In their fifth one-on-one debate, Clinton and Sanders showed the mounting pressure of their marathon White House race with a series of heated exchanges on Wall Street, guns and other issues that featured the two of them shouting in unison while an evenly split crowd roared its support.

“If you’re both screaming at each other, the viewers won’t be able to hear either of you,” moderator Wolf Blitzer of CNN warned at one point at the debate in the New York borough of Brooklyn.

The last nine opinion polls taken in New York, a state where Sanders was born and Clinton served eight years as a US senator, show her holding a double-digit advantage over him ahead of Tuesday’s New York vote, the next nominating contest on the road to a July national convention and the Nov. 8 election.

As the two-hour debate ended, the Brandwatch company which analyzes social-media sentiment said Sanders had more than 173,000 mentions on Twitter, 55 percent of them positive, while Clinton had more than 191,000 mentions, 54 percent of them negative.

Sanders, who had questioned the former secretary of state’s qualifications to be president, conceded she was qualified but said she had shown poor judgment by taking money from Wall Street for speeches she gave, by voting as a US senator to back the 2003 Iraq invasion and by supporting free trade deals.

“Does Secretary Clinton have the intelligence, the experience to be president?
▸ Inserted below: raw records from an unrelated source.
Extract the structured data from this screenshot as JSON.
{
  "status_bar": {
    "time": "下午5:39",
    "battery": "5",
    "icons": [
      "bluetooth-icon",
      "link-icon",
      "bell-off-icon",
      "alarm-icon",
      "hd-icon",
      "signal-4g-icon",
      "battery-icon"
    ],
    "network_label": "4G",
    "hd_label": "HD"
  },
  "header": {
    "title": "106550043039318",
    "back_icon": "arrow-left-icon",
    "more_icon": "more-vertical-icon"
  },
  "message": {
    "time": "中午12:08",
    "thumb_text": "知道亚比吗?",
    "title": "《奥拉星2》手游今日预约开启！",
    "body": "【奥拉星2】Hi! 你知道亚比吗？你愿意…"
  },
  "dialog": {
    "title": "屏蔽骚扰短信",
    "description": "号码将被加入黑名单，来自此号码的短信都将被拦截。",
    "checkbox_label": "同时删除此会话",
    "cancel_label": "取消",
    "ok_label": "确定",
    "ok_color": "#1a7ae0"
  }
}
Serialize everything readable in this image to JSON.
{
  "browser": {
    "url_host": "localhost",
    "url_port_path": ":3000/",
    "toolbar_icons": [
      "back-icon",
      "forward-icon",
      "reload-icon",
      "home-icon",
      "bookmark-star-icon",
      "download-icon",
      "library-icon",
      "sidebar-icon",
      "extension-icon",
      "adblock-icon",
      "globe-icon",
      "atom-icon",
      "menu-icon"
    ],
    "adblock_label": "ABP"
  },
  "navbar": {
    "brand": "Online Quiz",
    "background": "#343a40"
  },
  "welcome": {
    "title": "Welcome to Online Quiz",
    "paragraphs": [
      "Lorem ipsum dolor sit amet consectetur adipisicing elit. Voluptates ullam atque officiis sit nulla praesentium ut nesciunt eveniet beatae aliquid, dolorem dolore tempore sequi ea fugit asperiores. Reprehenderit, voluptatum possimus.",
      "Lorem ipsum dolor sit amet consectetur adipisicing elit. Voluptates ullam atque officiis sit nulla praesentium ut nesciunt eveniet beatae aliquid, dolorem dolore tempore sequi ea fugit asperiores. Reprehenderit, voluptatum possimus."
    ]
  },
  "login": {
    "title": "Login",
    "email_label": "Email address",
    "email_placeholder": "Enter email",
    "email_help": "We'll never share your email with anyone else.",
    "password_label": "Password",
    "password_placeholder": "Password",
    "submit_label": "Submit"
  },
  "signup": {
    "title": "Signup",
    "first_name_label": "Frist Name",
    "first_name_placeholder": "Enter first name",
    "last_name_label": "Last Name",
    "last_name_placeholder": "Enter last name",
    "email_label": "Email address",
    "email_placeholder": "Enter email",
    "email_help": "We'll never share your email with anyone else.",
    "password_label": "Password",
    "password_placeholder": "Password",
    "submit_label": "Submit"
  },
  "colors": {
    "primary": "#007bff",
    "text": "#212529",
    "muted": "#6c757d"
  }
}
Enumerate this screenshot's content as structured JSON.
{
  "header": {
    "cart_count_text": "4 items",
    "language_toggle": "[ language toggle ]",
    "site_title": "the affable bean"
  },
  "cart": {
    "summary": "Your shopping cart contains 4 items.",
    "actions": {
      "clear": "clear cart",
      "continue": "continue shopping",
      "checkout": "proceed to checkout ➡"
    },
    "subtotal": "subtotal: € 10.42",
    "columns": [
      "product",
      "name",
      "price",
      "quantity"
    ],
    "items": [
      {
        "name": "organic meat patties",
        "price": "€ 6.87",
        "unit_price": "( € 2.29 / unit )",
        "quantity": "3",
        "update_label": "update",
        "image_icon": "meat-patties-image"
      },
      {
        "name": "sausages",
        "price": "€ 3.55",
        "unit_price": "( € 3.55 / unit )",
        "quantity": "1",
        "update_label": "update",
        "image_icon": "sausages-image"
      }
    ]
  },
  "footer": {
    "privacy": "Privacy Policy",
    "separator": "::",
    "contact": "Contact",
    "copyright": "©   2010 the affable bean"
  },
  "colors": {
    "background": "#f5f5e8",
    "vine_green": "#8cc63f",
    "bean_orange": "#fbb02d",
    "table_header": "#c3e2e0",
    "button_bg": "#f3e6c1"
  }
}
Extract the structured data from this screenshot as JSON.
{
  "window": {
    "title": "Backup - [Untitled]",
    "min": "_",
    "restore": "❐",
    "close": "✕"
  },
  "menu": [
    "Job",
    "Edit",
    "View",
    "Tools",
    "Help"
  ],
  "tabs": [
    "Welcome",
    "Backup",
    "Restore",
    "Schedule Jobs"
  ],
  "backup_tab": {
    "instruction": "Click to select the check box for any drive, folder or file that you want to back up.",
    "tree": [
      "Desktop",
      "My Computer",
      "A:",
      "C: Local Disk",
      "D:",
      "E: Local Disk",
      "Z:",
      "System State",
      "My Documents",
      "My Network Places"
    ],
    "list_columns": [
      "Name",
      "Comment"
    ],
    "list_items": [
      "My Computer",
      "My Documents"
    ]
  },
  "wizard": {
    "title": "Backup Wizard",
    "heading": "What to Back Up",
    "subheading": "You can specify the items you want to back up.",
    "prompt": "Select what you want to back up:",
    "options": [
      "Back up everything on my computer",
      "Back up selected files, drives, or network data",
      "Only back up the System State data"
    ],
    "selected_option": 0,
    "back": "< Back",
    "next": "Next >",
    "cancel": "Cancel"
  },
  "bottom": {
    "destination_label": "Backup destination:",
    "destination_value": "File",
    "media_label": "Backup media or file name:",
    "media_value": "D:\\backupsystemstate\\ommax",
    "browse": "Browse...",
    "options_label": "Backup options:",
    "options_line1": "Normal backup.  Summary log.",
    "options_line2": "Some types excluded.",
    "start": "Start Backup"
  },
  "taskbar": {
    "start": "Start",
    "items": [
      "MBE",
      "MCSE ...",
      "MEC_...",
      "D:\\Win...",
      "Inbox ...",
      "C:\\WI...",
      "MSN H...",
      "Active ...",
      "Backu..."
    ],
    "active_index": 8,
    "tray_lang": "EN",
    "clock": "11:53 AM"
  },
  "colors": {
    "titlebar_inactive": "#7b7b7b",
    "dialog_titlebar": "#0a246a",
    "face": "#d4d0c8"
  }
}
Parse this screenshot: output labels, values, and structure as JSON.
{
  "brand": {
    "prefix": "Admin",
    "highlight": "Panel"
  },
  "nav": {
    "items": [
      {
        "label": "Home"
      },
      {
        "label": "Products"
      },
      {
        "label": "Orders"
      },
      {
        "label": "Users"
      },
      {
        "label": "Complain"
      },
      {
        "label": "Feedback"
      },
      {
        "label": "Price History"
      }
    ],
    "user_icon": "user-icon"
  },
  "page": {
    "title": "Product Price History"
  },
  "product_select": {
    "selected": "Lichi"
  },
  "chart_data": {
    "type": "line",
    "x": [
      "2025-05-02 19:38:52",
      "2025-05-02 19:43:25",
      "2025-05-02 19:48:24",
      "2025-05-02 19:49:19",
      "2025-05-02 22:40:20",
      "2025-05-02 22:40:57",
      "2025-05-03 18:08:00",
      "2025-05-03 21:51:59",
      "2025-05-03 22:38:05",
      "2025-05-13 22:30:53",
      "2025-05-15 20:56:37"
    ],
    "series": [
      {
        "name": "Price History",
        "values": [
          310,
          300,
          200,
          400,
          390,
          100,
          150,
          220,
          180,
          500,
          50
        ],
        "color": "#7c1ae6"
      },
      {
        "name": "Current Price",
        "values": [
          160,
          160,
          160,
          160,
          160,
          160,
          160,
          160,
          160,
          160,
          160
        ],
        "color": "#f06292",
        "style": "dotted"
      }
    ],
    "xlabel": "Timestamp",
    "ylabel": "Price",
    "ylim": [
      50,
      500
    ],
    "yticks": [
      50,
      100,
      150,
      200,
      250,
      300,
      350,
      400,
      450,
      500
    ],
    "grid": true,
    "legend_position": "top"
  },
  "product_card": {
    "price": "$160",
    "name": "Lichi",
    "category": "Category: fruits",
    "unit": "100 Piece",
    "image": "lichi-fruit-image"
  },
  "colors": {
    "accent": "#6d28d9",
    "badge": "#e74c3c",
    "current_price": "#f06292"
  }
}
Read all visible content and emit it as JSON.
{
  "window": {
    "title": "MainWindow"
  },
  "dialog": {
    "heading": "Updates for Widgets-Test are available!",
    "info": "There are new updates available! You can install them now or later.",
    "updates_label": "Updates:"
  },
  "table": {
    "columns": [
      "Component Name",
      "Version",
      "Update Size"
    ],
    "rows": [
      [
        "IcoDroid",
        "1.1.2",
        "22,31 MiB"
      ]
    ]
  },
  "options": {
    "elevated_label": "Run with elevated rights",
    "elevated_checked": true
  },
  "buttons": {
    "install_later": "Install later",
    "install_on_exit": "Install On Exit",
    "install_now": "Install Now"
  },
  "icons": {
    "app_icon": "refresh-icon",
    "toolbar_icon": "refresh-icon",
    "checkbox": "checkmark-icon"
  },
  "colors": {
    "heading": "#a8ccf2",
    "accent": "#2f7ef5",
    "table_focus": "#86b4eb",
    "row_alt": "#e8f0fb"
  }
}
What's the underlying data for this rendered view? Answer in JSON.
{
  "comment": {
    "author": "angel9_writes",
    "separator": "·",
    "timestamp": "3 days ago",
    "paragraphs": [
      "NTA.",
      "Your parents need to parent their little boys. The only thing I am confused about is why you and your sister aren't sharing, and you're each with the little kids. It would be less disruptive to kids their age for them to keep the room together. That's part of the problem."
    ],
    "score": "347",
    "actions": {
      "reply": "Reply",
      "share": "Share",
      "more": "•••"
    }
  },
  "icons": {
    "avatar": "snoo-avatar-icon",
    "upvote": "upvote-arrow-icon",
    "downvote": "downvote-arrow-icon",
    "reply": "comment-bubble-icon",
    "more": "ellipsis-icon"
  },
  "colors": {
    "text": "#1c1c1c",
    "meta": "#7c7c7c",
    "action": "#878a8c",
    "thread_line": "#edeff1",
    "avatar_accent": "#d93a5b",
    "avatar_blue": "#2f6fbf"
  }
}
Of course she does but I do question her judgment,” Sanders said at the debate in the New York borough of Brooklyn.

“I question her judgment which voted for the war in Iraq, the worst foreign policy blunder in the history of this country,” he said. “I question her judgment about running Super PACS that are collecting tens of millions of dollars from special interests ... I don’t believe that is the kind of judgment we need.”

Battle over Israel

The two candidates also battled over support for Israel, with Sanders calling himself “100 percent pro-Israel” but adding that Middle East peace required treating “the Palestinian people with respect and dignity.”

He questioned what he said was Clinton’s too-firm commitment to Israeli Prime Minister Benjamin Netanyahu.

“There comes a time if we are going to pursue justice and peace that we are going to have to say that Netanyahu is not right all of the time,” Sanders said.

Clinton responded neutrally. “Nobody is saying that any individual leader is always right but it is a difficult position,” she said.

“Describing the problem is a lot easier than trying to solve it,” Clinton said, touting her experience as secretary of state in trying to settle the Israeli-Palestinian dispute.